# Goodman furnace "open high limit"



## frenchelectrican (Mar 15, 2007)

If that main fan motor do have PSC ( perament split circuit ) one of the winding is getting weak it may cause hard starting on that. that is more noticeable on unit with very high running hours .,,

but some case you may have DC blower motor in there.,, if that is the case maybe a brush or brushless motor but somewhere along the line when ya turn it by hand it may reset where you dont have weak spot on the DC motor in there.


Check the return air filter to make sure it is not clogged up that is most common curpit for causing high limit to trip out.


----------



## Switched (Dec 23, 2012)

frenchelectrican said:


> If that main fan motor do have PSC ( perament split circuit ) one of the winding is getting weak it may cause hard starting on that. that is more noticeable on unit with very high running hours .,,
> 
> but some case you may have DC blower motor in there.,, if that is the case maybe a brush or brushless motor but somewhere along the line when ya turn it by hand it may reset where you dont have weak spot on the DC motor in there.
> 
> ...


This is also the cause to most capacitor failures on central AC units.


----------



## MechanicalDVR (Dec 29, 2007)

As Frenchy said check the filter before anything else, lack of air flow across an air over motor will over heat it, also if there is an a/c coil on the furnace check the face of the coil for dust/crud build up from the unit running without a filter or a clogged filter collapsing and passing dirt to the coil face.

If there is a 'spill' limit stat in the same circuit check the flue to make sure there is nothing clogging it or slowing the venting process. Could be a birds nest or even ice up there by you.


----------



## RePhase277 (Feb 5, 2008)

After all the routine stuff, you can get deeper. We may have had the same Goodman furnace you do. Same failure. I put 120 volts straight to the fan, and it worked fine. I measured the duct temp while it worked. Fine. Checked the supposed open limit, fine. Bypassed all the limits, still went out on open high limit.... bad board. New board was several hundred bucks because the unit was obsolete. Now the unit is sitting at the scrap yard.


----------



## MechanicalDVR (Dec 29, 2007)

RePhase277 said:


> After all the routine stuff, you can get deeper. We may have had the same Goodman furnace you do. Same failure. I put 120 volts straight to the fan, and it worked fine. I measured the duct temp while it worked. Fine. Checked the supposed open limit, fine. Bypassed all the limits, still went out on open high limit.... bad board. New board was several hundred bucks because the unit was obsolete. Now the unit is sitting at the scrap yard.


Get an aftermarket control board in that instance they run around $35-$70 at places like United Refrigeration and Johnstone Supply.


----------



## PlugsAndLights (Jan 19, 2016)

It stopped working again.
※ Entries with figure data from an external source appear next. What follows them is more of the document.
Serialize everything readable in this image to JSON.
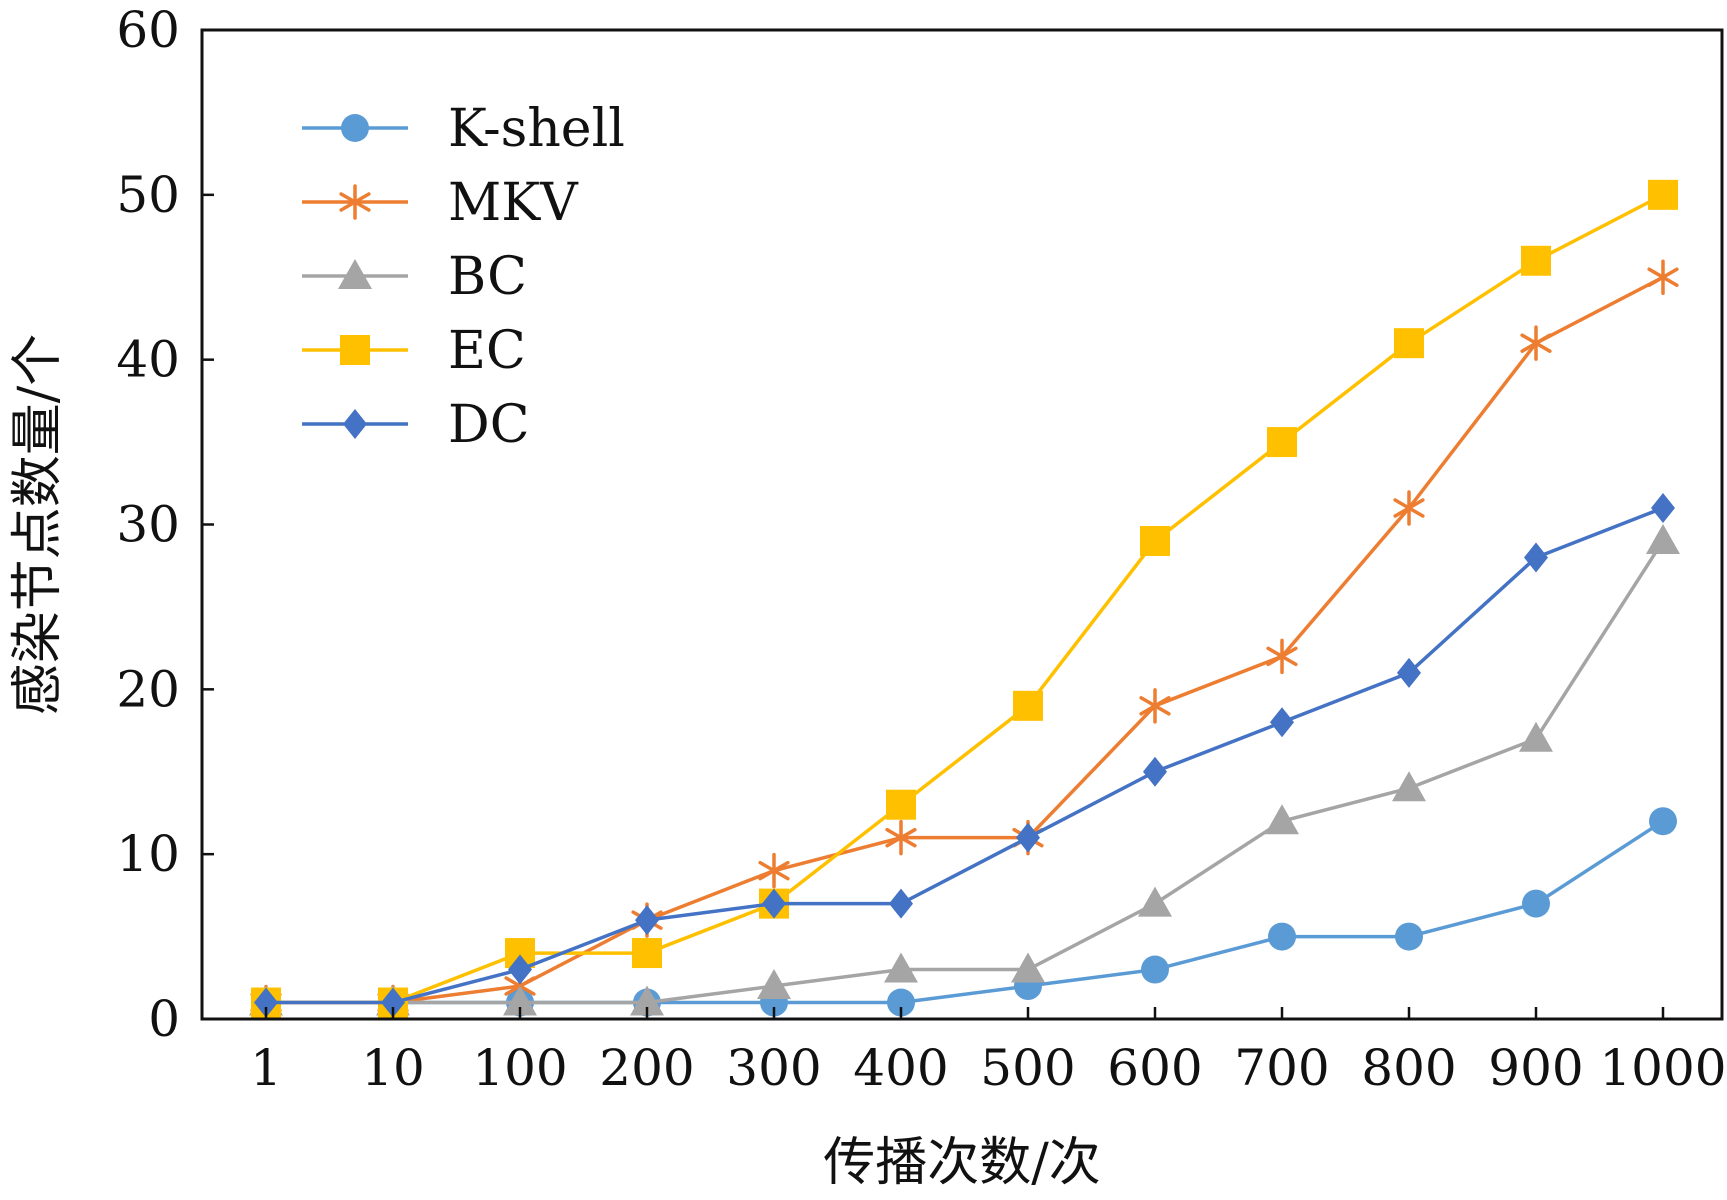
{
  "chart_data": {
    "type": "line",
    "xlabel": "传播次数/次",
    "ylabel": "感染节点数量/个",
    "categories": [
      "1",
      "10",
      "100",
      "200",
      "300",
      "400",
      "500",
      "600",
      "700",
      "800",
      "900",
      "1000"
    ],
    "yticks": [
      "0",
      "10",
      "20",
      "30",
      "40",
      "50",
      "60"
    ],
    "ylim": [
      0,
      60
    ],
    "grid": false,
    "legend_position": "top-left",
    "series": [
      {
        "name": "K-shell",
        "color": "#5b9bd5",
        "marker": "circle",
        "values": [
          1,
          1,
          1,
          1,
          1,
          1,
          2,
          3,
          5,
          5,
          7,
          12
        ]
      },
      {
        "name": "MKV",
        "color": "#ed7d31",
        "marker": "asterisk",
        "values": [
          1,
          1,
          2,
          6,
          9,
          11,
          11,
          19,
          22,
          31,
          41,
          45
        ]
      },
      {
        "name": "BC",
        "color": "#a5a5a5",
        "marker": "triangle",
        "values": [
          1,
          1,
          1,
          1,
          2,
          3,
          3,
          7,
          12,
          14,
          17,
          29
        ]
      },
      {
        "name": "EC",
        "color": "#ffc000",
        "marker": "square",
        "values": [
          1,
          1,
          4,
          4,
          7,
          13,
          19,
          29,
          35,
          41,
          46,
          50
        ]
      },
      {
        "name": "DC",
        "color": "#4472c4",
        "marker": "diamond",
        "values": [
          1,
          1,
          3,
          6,
          7,
          7,
          11,
          15,
          18,
          21,
          28,
          31
        ]
      }
    ]
  }
}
Blower motor was really hot so that was one more 
sign it was cooked. Changed the motor and cap. Started up and ran fine. Hope
it stays that way. 
P&L


----------



## Navyguy (Mar 15, 2010)

I had the same problem also; took the cover off, went through the starting sequence, etc. Finally realized that when the cover was off and the switch bypassed, there was tons of air across the motor which kept it cool to run indefinitely. Once I put it all back together it would fail.
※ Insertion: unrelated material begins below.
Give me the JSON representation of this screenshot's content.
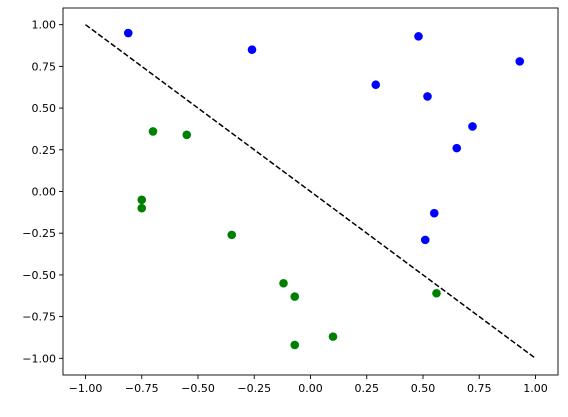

Scratched my head on that for quite awhile! Glad you figured it out faster then I did!

Cheers
John


----------



## RePhase277 (Feb 5, 2008)

MechanicalDVR said:


> Get an aftermarket control board in that instance they run around $35-$70 at places like United Refrigeration and Johnstone Supply.


Those jokers dont sell to anyone without a state HVAC license around here. I found a board online, but that system was on his last leg in other places too. It had to go. I only use the A/C now. Wood heats the place in the winter.


----------



## MechanicalDVR (Dec 29, 2007)

RePhase277 said:


> Those jokers dont sell to anyone without a state HVAC license around here. I found a board online, but that system was on his last leg in other places too. It had to go. I only use the A/C now. Wood heats the place in the winter.


I had a license for HVAC/R and a Freon Certification.


----------